There are ways to optimize this autonomic process. Here are four ways to breathe! 

  1. Inhale and Exhale through your nose, versus your mouth (unless suffering from sinus difficulty). Gently place the tip of your tongue on the back of your top front teeth, at the crease where your teeth meet the roof of your mouth.  
  2. Diaphragmatic Breathing. We encourage you to tap into diaphragmatic breathing anytime you can remember to do so. Your diaphragm is the muscle on the bottom of your ribcage. On your inhalation, your stomach will expand outward as your chest cavity fills with air, pushing your rib cage out and apart. On your exhalation, your abdominal muscles and ribs will pull together – envision drawing your belly button back and down, towards your low spine. (Instead of breathing into your heart and chest area, which is where many people tend to concentrate their breathing. This does not allow for optimum benefit from respiration and can also contribute to neck and shoulder tightness and pain over time.)  

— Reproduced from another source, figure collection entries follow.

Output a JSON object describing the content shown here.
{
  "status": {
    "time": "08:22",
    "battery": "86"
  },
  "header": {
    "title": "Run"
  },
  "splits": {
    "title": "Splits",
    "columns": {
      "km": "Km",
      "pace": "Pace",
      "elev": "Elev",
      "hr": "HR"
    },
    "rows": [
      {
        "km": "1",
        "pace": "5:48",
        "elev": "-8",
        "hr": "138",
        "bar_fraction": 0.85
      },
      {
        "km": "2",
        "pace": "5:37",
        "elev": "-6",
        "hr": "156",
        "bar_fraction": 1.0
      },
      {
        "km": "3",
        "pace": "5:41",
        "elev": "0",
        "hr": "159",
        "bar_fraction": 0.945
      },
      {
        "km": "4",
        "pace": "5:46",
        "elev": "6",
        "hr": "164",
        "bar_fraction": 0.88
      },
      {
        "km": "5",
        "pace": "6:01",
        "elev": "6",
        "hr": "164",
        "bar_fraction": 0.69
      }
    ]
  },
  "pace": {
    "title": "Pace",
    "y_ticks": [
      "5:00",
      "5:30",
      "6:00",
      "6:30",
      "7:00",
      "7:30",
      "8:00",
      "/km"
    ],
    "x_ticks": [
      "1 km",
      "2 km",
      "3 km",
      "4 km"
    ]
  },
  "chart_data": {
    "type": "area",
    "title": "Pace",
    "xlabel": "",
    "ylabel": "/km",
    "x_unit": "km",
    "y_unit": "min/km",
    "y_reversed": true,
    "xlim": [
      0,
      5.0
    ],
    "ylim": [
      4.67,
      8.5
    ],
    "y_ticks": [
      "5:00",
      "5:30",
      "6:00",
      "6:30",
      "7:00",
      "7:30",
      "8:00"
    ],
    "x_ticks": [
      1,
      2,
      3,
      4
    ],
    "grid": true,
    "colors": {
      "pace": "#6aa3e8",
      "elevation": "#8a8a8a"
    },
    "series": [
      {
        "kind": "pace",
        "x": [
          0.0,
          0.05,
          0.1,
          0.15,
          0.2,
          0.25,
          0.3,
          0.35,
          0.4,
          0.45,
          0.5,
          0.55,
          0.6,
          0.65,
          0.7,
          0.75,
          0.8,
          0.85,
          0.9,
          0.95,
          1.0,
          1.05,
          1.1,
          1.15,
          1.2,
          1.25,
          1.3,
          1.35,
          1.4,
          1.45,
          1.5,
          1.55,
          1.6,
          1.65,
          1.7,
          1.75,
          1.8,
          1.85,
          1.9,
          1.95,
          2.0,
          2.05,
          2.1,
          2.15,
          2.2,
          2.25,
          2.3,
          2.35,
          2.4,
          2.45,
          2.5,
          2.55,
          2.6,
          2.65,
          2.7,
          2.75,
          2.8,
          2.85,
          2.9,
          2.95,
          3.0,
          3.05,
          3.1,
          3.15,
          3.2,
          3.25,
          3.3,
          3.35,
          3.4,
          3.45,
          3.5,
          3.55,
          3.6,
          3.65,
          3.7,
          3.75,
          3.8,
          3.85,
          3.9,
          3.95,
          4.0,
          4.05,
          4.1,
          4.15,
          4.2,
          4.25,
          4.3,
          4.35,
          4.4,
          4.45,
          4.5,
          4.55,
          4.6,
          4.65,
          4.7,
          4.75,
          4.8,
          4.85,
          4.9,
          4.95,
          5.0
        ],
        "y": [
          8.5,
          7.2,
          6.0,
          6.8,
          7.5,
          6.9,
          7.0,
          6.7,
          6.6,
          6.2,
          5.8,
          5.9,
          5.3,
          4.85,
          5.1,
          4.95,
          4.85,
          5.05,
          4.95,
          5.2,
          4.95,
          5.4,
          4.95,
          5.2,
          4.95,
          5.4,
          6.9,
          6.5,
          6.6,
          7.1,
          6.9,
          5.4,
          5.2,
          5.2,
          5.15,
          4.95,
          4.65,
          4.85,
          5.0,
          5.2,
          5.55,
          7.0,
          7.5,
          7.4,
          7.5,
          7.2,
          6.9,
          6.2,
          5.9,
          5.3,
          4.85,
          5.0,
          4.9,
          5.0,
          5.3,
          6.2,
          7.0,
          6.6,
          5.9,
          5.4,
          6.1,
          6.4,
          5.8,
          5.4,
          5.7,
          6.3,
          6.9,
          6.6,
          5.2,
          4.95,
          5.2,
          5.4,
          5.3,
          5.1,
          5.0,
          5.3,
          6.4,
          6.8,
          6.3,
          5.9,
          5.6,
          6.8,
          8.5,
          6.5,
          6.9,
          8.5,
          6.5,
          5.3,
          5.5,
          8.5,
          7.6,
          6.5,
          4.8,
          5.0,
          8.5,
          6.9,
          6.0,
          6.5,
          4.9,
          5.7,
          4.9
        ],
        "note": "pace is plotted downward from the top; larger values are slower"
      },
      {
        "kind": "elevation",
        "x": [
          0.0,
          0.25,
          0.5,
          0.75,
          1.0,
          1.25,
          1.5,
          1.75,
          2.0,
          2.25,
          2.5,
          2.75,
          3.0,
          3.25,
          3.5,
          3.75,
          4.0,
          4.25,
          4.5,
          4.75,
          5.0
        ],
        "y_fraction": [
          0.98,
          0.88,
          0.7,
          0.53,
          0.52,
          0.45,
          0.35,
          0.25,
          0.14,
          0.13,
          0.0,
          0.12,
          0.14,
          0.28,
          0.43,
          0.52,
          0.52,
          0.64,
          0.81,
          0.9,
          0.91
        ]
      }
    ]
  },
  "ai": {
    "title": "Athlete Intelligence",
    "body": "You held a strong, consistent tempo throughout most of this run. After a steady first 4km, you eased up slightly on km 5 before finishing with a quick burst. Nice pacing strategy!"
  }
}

  3. 4-7-8 Breathing. Inhale for 4 count, hold for 7 counts, exhale to 8 counts; pause at the end of your exhalation. Repeat 4-7-8 cycle for four breaths. Over time, increase to eight breaths of the 4-7-8 cycle, 2x per day, or whenever you feel stress building in your body and mind.  
  4. Box Breathing. Breathe in for 4, hold for 4, breathe out for 4, hold for 4. Do this for three cycles and then return to normal breathing.   

Your body relies on oxygen so it’s no wonder why breathing is so important. Breathe better, and you’ll see that you’ll sleep better, digest food more efficiently, improve your body’s immune response, and reduce stress levels.